The British director Kim Longinotto's film “Salma” has been nominated as a joint entry from Britain and India in the World Cinema Documentary competition. It tells the story of a young girl from South India who is locked away by her parents when she reaches puberty, a plight that befalls “millions of other girls around the world,” according to the film's summary.  After more than two decades, she finds her way back to the world outside and goes on to become a writer.

Ms. Longinotto is known for making films centered on women; her film “Rough Aunties,” about a group of women in South Africa who look after “abused, neglected and forgotten children” from the city of Durban, won the jury prize at the 2009 Sundance festival in the Wo rld Cinema Documentary category.

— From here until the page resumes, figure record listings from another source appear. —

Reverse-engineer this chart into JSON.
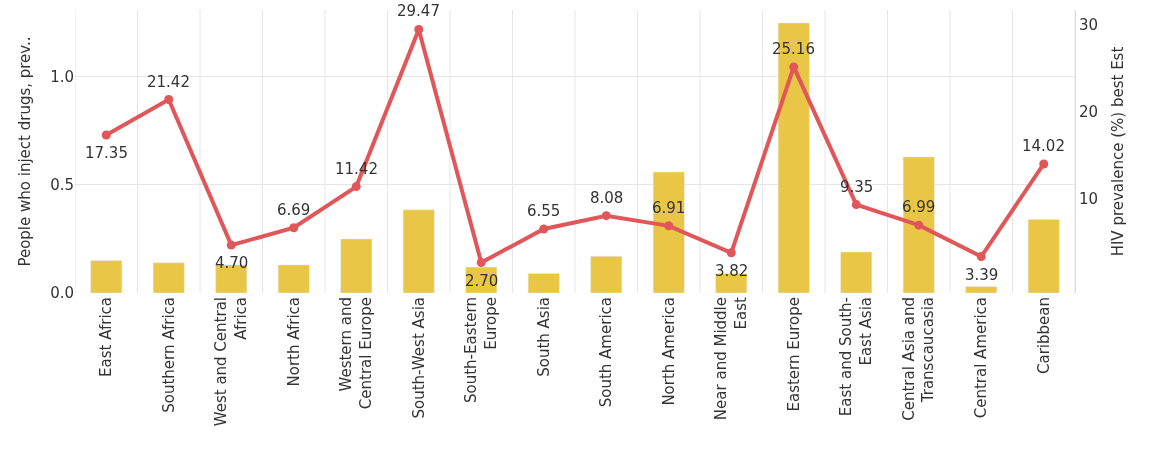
{
  "chart_data": {
    "type": "bar",
    "ylabel": "People who inject drugs, prev..",
    "y2label": "HIV prevalence (%) best Est",
    "categories": [
      "East Africa",
      "Southern Africa",
      "West and Central Africa",
      "North Africa",
      "Western and Central Europe",
      "South-West Asia",
      "South-Eastern Europe",
      "South Asia",
      "South America",
      "North America",
      "Near and Middle East",
      "Eastern Europe",
      "East and South-East Asia",
      "Central Asia and Transcaucasia",
      "Central America",
      "Caribbean"
    ],
    "series": [
      {
        "color": "#e9c646",
        "values": [
          0.15,
          0.14,
          0.13,
          0.13,
          0.25,
          0.385,
          0.12,
          0.09,
          0.17,
          0.56,
          0.09,
          1.25,
          0.19,
          0.63,
          0.03,
          0.34
        ]
      },
      {
        "type": "line",
        "axis": "y2",
        "color": "#e15759",
        "marker": "circle",
        "values": [
          17.35,
          21.42,
          4.7,
          6.69,
          11.42,
          29.47,
          2.7,
          6.55,
          8.08,
          6.91,
          3.82,
          25.16,
          9.35,
          6.99,
          3.39,
          14.02
        ],
        "value_labels": [
          "17.35",
          "21.42",
          "4.70",
          "6.69",
          "11.42",
          "29.47",
          "2.70",
          "6.55",
          "8.08",
          "6.91",
          "3.82",
          "25.16",
          "9.35",
          "6.99",
          "3.39",
          "14.02"
        ]
      }
    ],
    "ylim": [
      0,
      1.31
    ],
    "yticks": [
      {
        "value": 0,
        "label": "0.0"
      },
      {
        "value": 0.5,
        "label": "0.5"
      },
      {
        "value": 1,
        "label": "1.0"
      }
    ],
    "y2lim": [
      -0.8,
      31.7
    ],
    "y2ticks": [
      10,
      20,
      30
    ],
    "grid": true
  }
}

At the 2012 Sundance festival, “Valley of Saints,” an entry from India and the United States, won the World Cinema Audience Award in the Dramatic category.  The film, based in Srinagar, Jammu and Kashmir, is about Gulzar, a boatman who decides to escape the valley in search of a better life. But life has other plans, and he finds himself assisting a scientist in an environmental study at the Dal Lake in Srinagar.  The Sundance jury praised the film for its “brave, poetic and visually arresting evocation of a beautiful but troubled region, and for its moving, nuanced and accurate depiction of the relationship between a local boatman and a young woman scientist whose research challenges the status quo and offers hope for a restored ecosystem.”

There was no other entry from India in 2012.

At the 2011 festival, India was also represented by just one film, a joint entry from India, the United States and Britain in the W orld Cinema Documentary category. “The Bengali Detective,” set in Kolkata, followed the adventures of an “overweight dance-obsessed intrepid detective.”

Though the movie won no awards at the festival, its portrayal of Rajesh Ji, a real-life detective, caught the eye of Fox Searchlight Pictures, which acquired worldwide remake rights from Native Voice Films.

In 2010, a more mainstream Indian movie, Anusha Rizvi's “Peepli (Live),” the tale of a farmer who decides to commit suicide so that his family will receive compensation from the government, was entered in the World Cinema Narrative competition. The film, which was also India's official entry to the Oscars that year, did not pick up an award at Sundance.

There were no films from India at Sundance in 2008 or 2009.